Institute for Software Research
School of Computer Science, Carnegie Mellon University
Helping Users Understand Privacy Notices with
Kanthashree Mysore Sathyendra, Abhilasha Ravichander,
Also appears as Language Technologies Technical Report
Privacy notices are the default mechanism used to inform users about the data collection and use practices of technologies (e.g., websites, mobile apps, Internet of Things devices) and processes with which they interact. The length of these policies and their often convoluted language have been shown to discourage most users from reading them. Recent progress in natural language processing and machine learning has opened the door to the development of technologies that are capable of automatically extracting statements (or "annotations") from the text of privacy policies. These technologies could help users quickly identify those elements of a privacy notice they care about - without requiring them to read the full text of the notice.

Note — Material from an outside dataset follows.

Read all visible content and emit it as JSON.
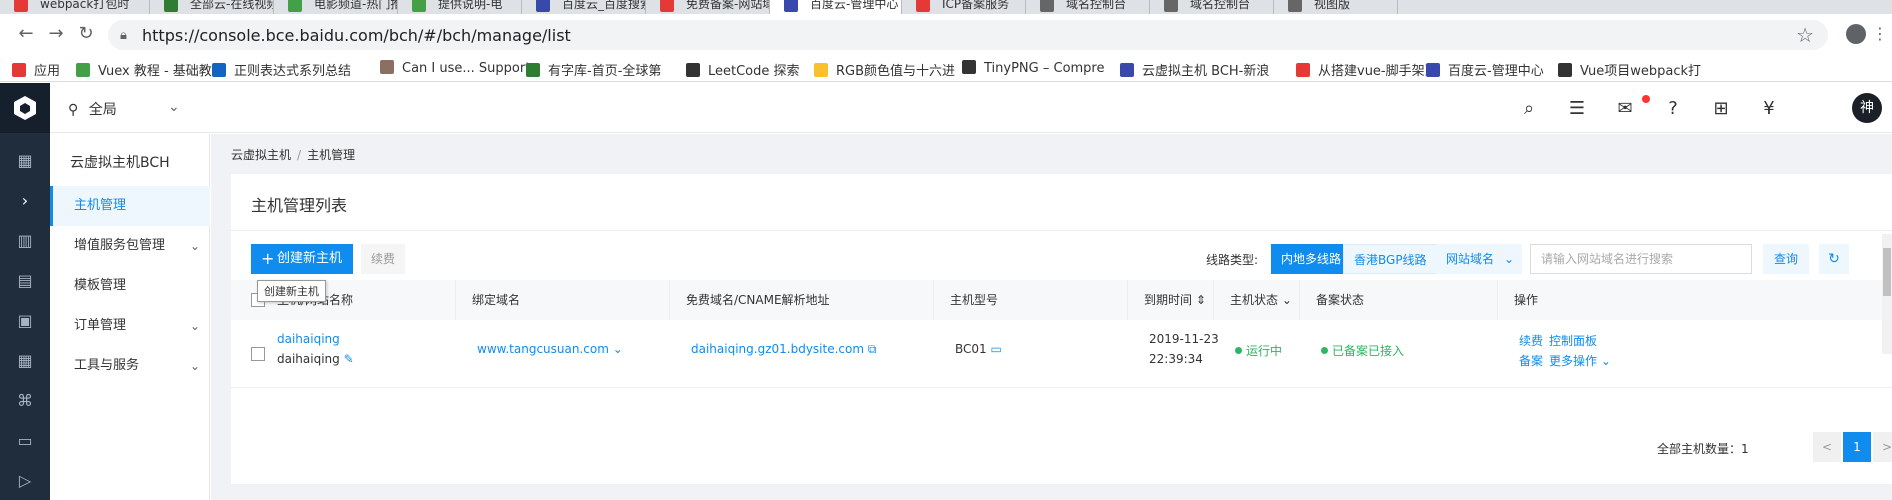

In this article, we review the requirements associated with the development of Query Answering functionality that would enable users to ask questions about specific aspects of privacy notices (e.g. Does this app share my location with third parties? Am I able to review the information this website collects about me? Can I delete my account? For how long is my information going to be retained by this company?). We discuss different possible approaches to supporting such functionality and how they relate to recent advances in automatically annotating privacy notices. Initial results obtained with different machine learning/natural language processing techniques are presented, suggesting that Query Answering functionality could be a particularly promising approach to informing users about privacy practices. In particular, in contrast to automated annotation techniques that aim to extract detailed statements from the text of privacy notices, Query Answering functionality could be configured to return short text fragments extracted from privacy notices and rely on the user (rather than the computer) to interpret some of the finer nuances of the text found in these fragments. Such an approach could potentially prove more robust than fully automated annotation techniques, which at least at this time struggle with the interpretation of finer nuances.

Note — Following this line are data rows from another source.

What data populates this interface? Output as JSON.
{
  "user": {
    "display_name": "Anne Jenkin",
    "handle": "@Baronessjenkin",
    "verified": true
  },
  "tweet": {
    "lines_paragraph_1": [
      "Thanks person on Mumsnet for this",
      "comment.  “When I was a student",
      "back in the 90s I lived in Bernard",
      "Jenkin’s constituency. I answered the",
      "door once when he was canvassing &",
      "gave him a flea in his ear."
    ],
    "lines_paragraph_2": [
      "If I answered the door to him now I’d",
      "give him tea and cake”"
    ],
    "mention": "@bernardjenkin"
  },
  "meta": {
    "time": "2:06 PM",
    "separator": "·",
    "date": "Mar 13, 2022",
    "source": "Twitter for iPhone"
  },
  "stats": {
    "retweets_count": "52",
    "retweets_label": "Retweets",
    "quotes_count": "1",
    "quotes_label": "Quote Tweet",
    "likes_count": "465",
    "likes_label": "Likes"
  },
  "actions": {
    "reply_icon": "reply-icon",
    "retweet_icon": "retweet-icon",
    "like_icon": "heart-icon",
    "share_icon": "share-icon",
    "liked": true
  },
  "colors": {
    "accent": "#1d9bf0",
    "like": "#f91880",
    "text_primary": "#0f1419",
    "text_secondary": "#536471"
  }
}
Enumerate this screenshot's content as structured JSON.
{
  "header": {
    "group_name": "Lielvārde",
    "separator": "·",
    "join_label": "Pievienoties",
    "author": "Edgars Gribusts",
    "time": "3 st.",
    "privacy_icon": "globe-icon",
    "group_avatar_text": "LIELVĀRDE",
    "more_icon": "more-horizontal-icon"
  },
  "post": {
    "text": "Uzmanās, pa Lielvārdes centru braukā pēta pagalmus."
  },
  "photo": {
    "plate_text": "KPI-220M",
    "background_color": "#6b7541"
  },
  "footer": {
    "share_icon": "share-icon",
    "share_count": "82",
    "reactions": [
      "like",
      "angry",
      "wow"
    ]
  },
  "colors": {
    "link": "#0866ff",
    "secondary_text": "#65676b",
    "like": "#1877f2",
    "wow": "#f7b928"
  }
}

This article also includes a brief discussion of opportunities and challenges associated with possible extensions of Query Answering functionality in the form of privacy assistants capable of entertaining dialogues with users to clarify some of their questions and help them understand to what extent their concerns are explicitly addressed (or not) by the text of privacy notices. Such functionality could provide for yet greater robustness and usability than fully automated annotation techniques, and could eventually also leverage models of what the user already knows and/or cares about.